Uber share rebounds in March with up to 37% of rides discounted
• Lyft took 36% of rideshare revenue between the two companies during the week of February 11
• Uber has since returned to 66% market share
• During the week of March 11, 37% of Uber rides in the US received a discount
• During the week of March 4, 36% of Uber rides were discounted, compared to 12% in the same week in 2018
• 94% more rides were taken with Uber than with Lyft last week
As March comes to a close, another red-hot IPO hits the market. Lyft, often known for following in Uber’s footsteps into new markets and ventures, is this time the one leading the charge. However, Uber’s IPO is expected to be close behind, and in expectation of such, the two companies have entered into a discount war.

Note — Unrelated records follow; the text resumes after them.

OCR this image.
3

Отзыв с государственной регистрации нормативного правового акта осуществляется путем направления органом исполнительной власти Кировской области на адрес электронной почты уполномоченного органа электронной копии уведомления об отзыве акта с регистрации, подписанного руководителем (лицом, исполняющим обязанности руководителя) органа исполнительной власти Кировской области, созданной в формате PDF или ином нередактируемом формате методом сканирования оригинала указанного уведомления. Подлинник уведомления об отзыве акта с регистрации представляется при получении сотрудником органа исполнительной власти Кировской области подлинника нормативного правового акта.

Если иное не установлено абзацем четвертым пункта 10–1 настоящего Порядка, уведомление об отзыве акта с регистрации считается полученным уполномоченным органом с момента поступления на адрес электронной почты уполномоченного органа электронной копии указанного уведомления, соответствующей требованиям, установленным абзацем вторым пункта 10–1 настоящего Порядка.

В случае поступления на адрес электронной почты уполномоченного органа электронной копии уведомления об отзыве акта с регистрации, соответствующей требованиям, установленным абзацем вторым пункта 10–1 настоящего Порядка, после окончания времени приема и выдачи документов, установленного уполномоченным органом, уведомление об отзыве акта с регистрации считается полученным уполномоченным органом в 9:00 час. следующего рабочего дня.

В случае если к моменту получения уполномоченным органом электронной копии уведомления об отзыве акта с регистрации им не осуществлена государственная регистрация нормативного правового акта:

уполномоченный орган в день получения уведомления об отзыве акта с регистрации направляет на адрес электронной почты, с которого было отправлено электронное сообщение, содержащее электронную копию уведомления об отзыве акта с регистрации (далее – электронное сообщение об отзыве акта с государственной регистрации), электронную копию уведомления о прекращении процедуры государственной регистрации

In November 2018, after months of both rideshare companies hovering around 10% of rides discounted, both Uber and Lyft began offering discounts to riders heading to the polls. The discounts didn’t stop after election day, however, but instead have continued to rise and fall, with Uber’s discount rate spiking to 37% of rides in March.
In our previous story on rideshares, we found that Lyft was gaining on Uber. However, with each company’s final efforts in trying to woo investors, what impact, if any, have these maneuvers had on each company’s market share? Edison Trends analyzed more than 8M rideshare transactions from this last year to find out.